Fermato un Tir con una tonnellata di bulbi di papavero essiccati: vanno sul mercato come “droga etnica” – Cronaca
BOLZANO. Un carico di poco meno di una tonnellata di bulbi di papavero essiccati è stata sequestrata dai militari del Comando Provinciale della Guardia di finanza nello scorso fine settimana. Nel corso degli ordinari controlli del territorio, una pattuglia della Compagnia di Brunico fermato un autoarticolato con targa slovacca.
Il controllo dei documenti di trasporto ha indotto le Fiamme Gialle pusteresi ad ispezionare il carico. La bolla di accompagnamento, infatti, si limitava ad indicare il trasporto di dieci colli, per un peso complessivo di 960 chili, senza specificare in alcun modo la tipologia di merce trasportata. Gli accertamenti svolti dai finanzieri sulla ditta indicata come destinataria hanno rivelato che si trattava di una società fantasma.

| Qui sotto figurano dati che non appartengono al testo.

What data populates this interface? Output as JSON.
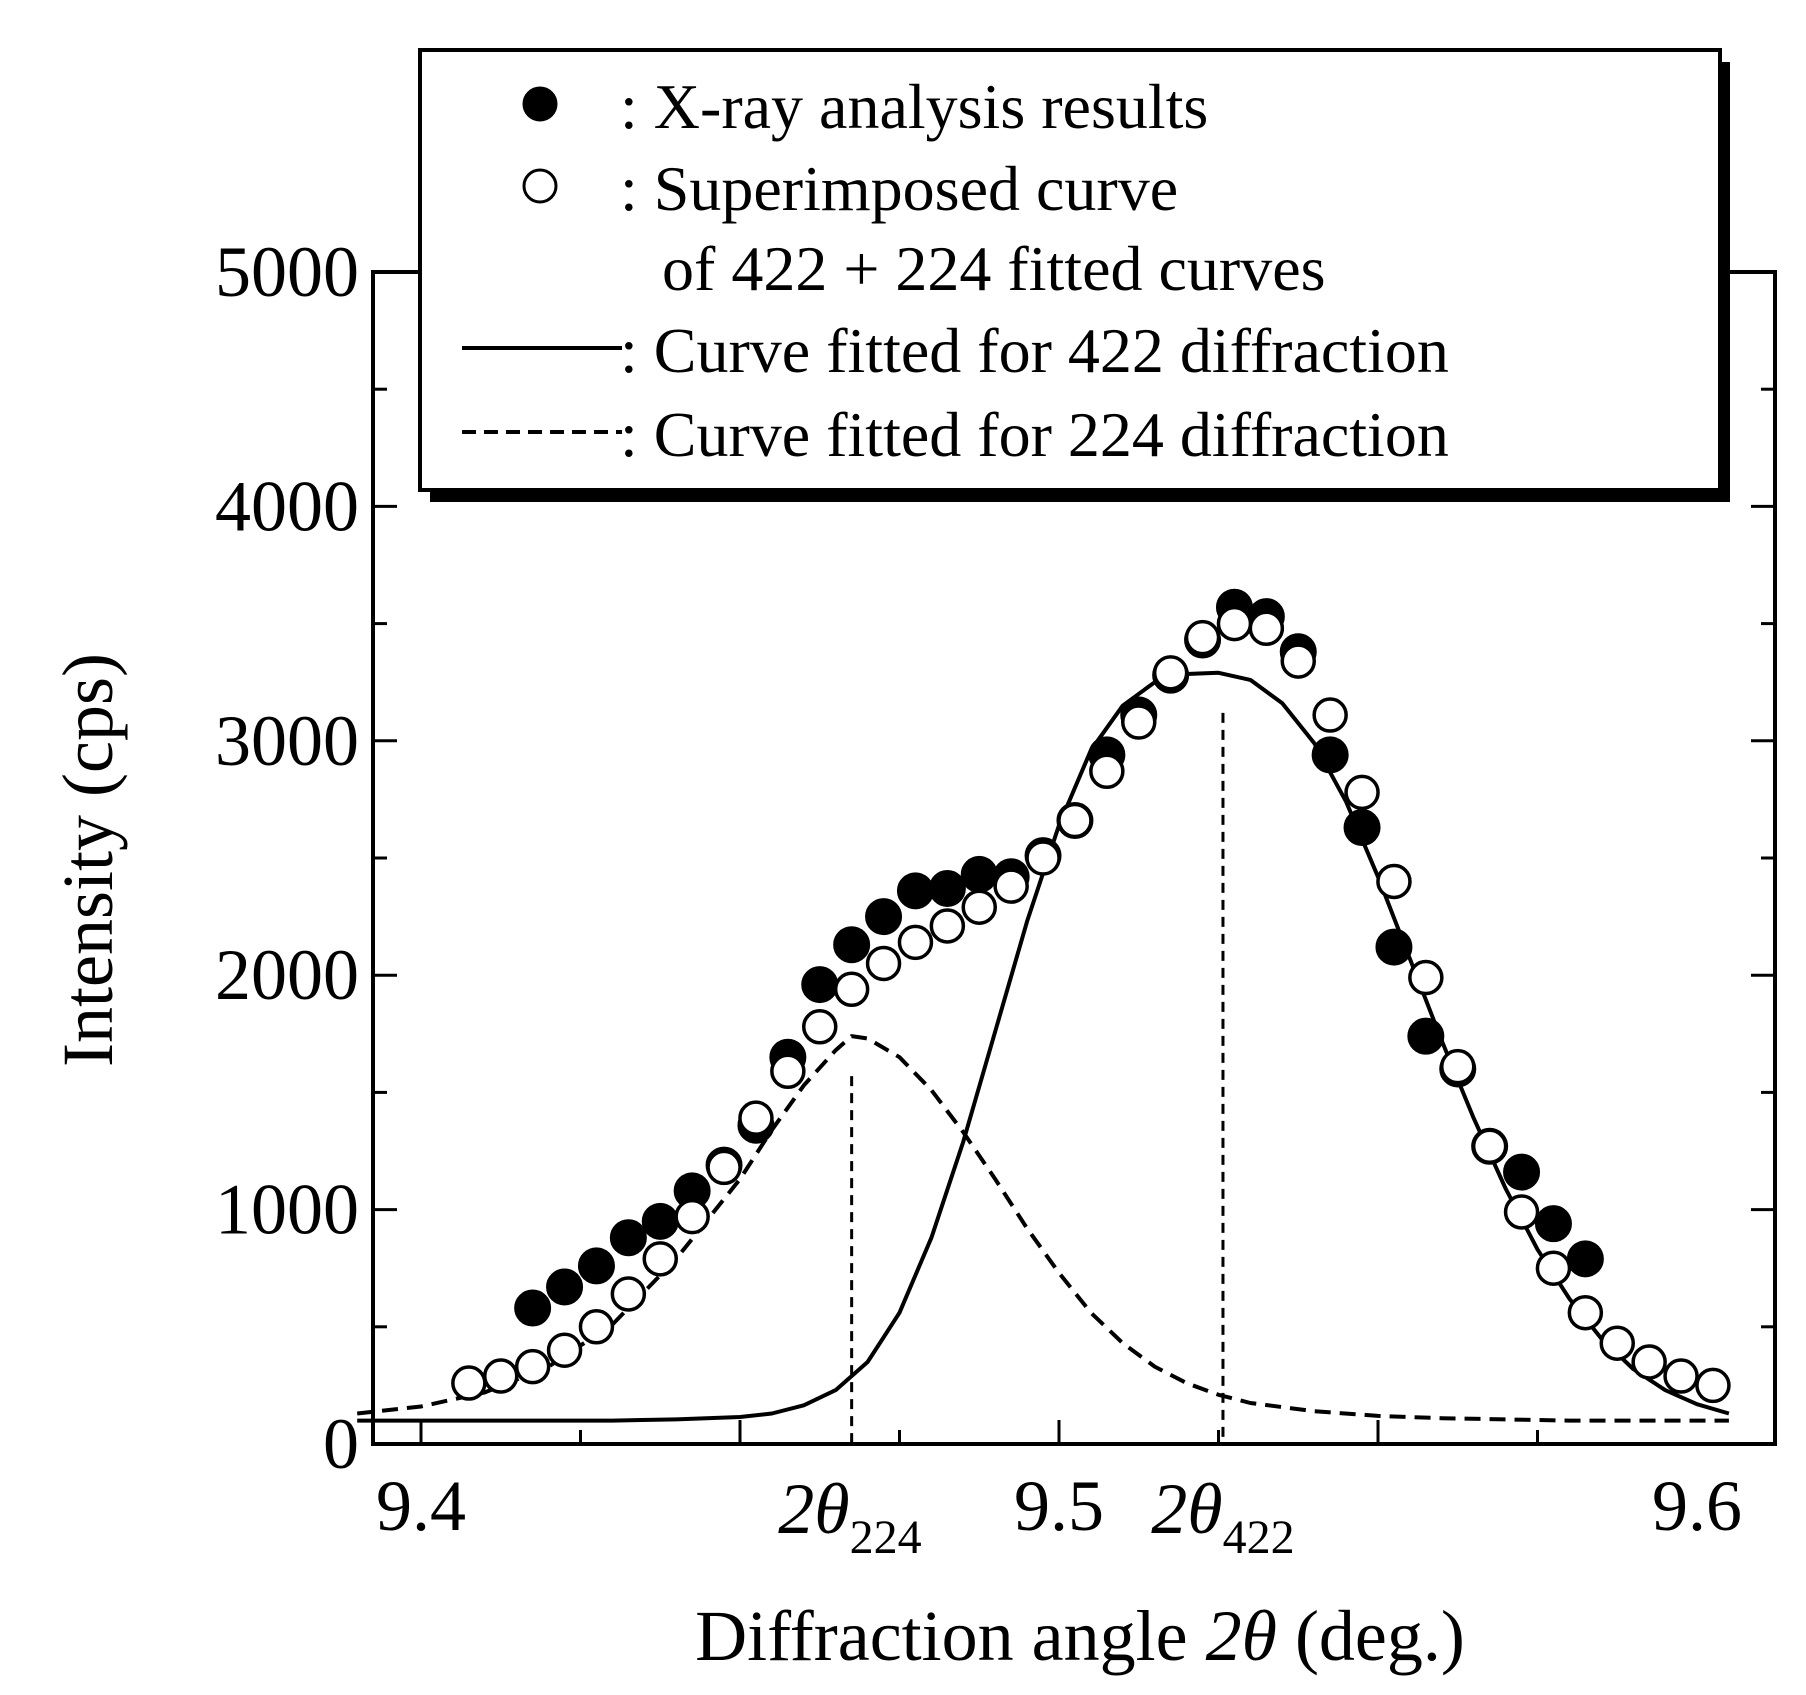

I militari hanno chiesto all’autotrasportatore di aprire il vano di carico e sono saliti a bordo del mezzo, trovandosi di fronte a uno dei più ingenti quantitativi di capsule di papavero mai rinvenute sul territorio italiano. I bulbi di papavero essiccati vengono classificati come sostanza stupefacente perché contengono alcaloidi naturali.
Spesso si tratta di scarti di lavorazione del procedimento di estrazione del lattice, dal quale si ricava l’eroina, nei quali rimangono ancora principi attivi come la morfina e la codeina. Il loro consumo, che provoca elevata dipendenza, avviene con la masticazione o l’infusione, ed è particolarmente diffuso in alcune comunità, prevalentemente quella indiana e bengalese, tanto da ricondurre il papavero essiccato alle cosiddette “droghe etniche”.
All’esito del controllo l’autista del mezzo è stato denunciato alla Procura della Repubblica di Bolzano. Sul carico sequestrato verranno svolte le analisi di rito, per determinare il quantitativo di principio attivo contenuto.